To address the issue, we introduced a locking mechanism by implementing a cache to prevent event creation by push callback before the original event creation flow is completed. Additionally, we handled the scenario where, in the event the locking mechanism fails, the original event is updated with the push callback data. We are also working on sending a unique payload key to Outlook to compare within push callbacks, ensuring more accurate and timely event updates. 

 

 

Preventative Action:  

 

To enhance system reliability, we have improved logging and monitoring for push callback processing, enabling early detection of any anomalies.

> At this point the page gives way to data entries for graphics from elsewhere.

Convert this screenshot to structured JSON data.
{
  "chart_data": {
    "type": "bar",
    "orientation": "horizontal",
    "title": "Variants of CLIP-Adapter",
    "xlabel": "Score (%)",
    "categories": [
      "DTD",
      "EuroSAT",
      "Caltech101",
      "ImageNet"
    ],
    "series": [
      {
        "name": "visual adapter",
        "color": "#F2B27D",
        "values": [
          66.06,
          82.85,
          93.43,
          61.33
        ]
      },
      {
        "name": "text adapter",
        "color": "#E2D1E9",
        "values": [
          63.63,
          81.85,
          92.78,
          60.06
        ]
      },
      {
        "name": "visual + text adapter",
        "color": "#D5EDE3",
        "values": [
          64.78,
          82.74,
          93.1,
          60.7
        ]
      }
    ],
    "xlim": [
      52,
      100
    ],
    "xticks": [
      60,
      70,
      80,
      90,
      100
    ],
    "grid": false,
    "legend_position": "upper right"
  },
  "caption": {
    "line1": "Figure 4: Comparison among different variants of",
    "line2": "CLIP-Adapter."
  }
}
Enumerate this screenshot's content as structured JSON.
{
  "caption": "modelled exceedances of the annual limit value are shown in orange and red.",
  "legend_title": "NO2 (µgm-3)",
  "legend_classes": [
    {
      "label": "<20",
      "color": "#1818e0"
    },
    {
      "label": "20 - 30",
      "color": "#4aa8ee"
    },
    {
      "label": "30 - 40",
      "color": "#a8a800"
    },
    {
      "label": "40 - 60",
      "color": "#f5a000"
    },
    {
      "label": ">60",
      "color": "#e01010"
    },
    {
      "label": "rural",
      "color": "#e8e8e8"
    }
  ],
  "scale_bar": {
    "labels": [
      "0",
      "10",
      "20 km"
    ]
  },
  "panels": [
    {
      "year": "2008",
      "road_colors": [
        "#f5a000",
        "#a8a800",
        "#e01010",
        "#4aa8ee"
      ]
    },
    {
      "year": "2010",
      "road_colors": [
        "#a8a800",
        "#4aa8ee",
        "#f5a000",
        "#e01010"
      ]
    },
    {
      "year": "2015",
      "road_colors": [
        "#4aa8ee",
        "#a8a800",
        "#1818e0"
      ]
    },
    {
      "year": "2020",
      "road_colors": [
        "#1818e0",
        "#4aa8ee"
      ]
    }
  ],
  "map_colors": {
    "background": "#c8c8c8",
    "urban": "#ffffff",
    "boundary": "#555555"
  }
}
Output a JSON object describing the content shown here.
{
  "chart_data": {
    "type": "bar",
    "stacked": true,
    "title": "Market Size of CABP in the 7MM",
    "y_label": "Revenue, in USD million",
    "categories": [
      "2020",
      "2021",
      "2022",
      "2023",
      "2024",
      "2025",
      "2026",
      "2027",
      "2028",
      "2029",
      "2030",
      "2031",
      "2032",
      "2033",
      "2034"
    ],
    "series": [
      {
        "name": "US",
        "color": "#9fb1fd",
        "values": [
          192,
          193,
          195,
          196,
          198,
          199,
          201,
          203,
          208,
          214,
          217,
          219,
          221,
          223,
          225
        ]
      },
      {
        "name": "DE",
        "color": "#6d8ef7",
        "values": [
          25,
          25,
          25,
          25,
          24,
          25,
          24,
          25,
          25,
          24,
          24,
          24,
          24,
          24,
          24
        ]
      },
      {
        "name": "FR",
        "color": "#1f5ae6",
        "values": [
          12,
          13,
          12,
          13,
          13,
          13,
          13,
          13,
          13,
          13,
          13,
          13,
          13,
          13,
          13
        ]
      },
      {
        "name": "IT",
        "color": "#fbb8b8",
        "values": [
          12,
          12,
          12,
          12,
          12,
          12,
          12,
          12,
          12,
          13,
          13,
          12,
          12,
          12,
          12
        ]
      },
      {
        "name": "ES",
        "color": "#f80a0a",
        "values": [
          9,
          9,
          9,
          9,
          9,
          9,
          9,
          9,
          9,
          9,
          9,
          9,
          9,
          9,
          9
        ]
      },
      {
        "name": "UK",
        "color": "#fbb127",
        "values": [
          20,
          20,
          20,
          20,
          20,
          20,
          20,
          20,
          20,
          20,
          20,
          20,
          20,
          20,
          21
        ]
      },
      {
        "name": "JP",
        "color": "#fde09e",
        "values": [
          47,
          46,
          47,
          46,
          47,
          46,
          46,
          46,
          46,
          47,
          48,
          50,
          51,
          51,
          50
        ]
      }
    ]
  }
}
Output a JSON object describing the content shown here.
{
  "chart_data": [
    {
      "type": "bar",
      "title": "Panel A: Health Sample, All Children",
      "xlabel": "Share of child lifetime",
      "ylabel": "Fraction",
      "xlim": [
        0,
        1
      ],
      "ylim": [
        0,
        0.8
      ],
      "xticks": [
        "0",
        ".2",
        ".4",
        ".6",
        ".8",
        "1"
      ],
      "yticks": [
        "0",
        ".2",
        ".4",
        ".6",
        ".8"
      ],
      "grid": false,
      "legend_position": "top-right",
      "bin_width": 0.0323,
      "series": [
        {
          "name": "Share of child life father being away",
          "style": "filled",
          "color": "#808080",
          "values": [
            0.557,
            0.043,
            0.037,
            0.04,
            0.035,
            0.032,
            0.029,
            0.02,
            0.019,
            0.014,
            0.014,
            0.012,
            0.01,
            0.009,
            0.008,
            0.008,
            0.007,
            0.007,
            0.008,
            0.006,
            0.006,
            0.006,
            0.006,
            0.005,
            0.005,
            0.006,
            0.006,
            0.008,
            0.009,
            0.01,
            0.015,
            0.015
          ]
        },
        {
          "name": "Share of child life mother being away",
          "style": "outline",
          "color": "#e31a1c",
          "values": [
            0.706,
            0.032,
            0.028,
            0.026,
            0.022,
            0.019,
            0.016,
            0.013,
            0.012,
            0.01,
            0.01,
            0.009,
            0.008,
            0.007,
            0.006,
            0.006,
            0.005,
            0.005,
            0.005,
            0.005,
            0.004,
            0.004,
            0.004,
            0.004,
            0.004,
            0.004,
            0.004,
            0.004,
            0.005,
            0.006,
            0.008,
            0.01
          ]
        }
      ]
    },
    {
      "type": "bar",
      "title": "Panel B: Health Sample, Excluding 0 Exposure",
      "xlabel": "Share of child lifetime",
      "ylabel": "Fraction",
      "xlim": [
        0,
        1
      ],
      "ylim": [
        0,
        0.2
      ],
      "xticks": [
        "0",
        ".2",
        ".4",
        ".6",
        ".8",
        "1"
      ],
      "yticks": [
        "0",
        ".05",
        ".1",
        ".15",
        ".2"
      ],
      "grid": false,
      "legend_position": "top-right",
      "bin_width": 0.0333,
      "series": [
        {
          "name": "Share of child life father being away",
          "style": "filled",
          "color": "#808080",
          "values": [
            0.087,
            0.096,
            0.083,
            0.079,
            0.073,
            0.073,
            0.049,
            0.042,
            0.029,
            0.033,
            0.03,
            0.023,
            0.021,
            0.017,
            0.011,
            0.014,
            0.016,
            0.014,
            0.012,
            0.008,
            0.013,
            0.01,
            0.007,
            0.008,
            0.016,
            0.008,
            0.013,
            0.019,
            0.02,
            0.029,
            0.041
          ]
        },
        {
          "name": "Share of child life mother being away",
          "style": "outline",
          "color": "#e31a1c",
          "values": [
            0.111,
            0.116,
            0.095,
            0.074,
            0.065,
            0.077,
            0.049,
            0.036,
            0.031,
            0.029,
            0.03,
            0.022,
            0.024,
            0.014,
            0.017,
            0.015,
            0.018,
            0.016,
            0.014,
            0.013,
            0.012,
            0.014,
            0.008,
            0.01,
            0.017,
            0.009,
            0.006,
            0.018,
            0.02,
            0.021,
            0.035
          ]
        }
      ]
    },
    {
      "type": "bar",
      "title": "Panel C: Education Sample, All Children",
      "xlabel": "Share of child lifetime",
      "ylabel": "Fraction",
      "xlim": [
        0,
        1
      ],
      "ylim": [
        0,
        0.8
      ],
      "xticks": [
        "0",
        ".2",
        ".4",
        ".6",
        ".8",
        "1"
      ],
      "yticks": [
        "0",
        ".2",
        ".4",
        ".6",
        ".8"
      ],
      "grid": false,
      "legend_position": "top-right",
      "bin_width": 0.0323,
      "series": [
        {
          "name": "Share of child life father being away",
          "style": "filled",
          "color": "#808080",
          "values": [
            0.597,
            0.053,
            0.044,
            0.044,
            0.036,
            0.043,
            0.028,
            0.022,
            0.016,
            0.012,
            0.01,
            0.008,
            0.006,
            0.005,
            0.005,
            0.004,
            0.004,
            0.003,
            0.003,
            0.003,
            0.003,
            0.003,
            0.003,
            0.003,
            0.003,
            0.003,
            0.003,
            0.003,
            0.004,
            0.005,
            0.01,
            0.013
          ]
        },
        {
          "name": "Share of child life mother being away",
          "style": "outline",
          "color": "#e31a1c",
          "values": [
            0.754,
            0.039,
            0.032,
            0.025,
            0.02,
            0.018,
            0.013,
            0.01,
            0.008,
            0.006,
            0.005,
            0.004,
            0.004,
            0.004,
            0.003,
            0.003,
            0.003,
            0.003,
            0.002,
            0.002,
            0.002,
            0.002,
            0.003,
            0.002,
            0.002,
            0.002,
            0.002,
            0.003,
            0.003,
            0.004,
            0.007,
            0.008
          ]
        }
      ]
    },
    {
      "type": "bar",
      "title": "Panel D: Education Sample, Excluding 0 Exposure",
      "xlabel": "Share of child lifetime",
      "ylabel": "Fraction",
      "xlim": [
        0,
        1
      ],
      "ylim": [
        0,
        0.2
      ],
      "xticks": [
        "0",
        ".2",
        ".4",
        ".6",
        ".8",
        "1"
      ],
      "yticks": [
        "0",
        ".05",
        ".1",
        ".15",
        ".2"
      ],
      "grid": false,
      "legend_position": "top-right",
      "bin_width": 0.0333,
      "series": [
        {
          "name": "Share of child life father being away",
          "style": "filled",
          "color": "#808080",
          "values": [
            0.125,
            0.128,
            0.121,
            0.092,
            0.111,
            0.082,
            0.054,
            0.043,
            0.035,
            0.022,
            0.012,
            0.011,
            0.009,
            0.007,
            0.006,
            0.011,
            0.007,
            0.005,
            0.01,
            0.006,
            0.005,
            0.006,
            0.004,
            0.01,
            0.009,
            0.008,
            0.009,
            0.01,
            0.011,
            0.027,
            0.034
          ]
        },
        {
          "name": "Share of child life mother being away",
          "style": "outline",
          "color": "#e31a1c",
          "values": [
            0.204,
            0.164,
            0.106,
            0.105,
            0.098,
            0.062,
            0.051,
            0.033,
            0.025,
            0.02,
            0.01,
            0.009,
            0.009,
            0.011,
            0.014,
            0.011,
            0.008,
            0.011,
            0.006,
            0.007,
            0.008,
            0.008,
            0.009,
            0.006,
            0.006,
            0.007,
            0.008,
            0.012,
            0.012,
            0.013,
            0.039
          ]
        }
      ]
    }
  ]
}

Additionally, we have implemented a mechanism to prevent the first push callback for an event, ensuring that the original event creation flow is updated smoothly and without any hindrance

Posted Mar 20, 2025 - 10:33 MDT

Resolved

As we have not seen further service disruptions after the fix was implemented, we have moved to the Resolved Phase.
A Preliminary RCA will be posted in this incident in 2 business days. Please stay subscribed to the page to receive post automatically.
Posted Feb 25, 2025 - 14:01 MST

Monitoring

A fix has been implemented. We are moving into the Monitoring Phase for the next hour. We will be closing this out at 2 PM MST
Posted Feb 25, 2025 - 12:51 MST

Update

We are currently still investigating an issue with app.teem.com and logging Our Engineering team is currently investigating to determine the cause of the disruption. Next update will be posted at 2:30 PM MST.
Posted Feb 25, 2025 - 12:19 MST

Update

We are currently still investigating an issue with app.teem.com and logging Our Engineering team is currently investigating to determine the cause of the disruption. Next update will be posted at 12:30 PM MST.
Posted Feb 25, 2025 - 10:29 MST

Investigating

We are currently investigating an issue with the loading of app.teem.com. Our Engineering team is currently investigating to determine the cause of the disruption. Next update will be posted at 11 AM MST
Posted Feb 25, 2025 - 08:03 MST
This incident affected: Web Interface.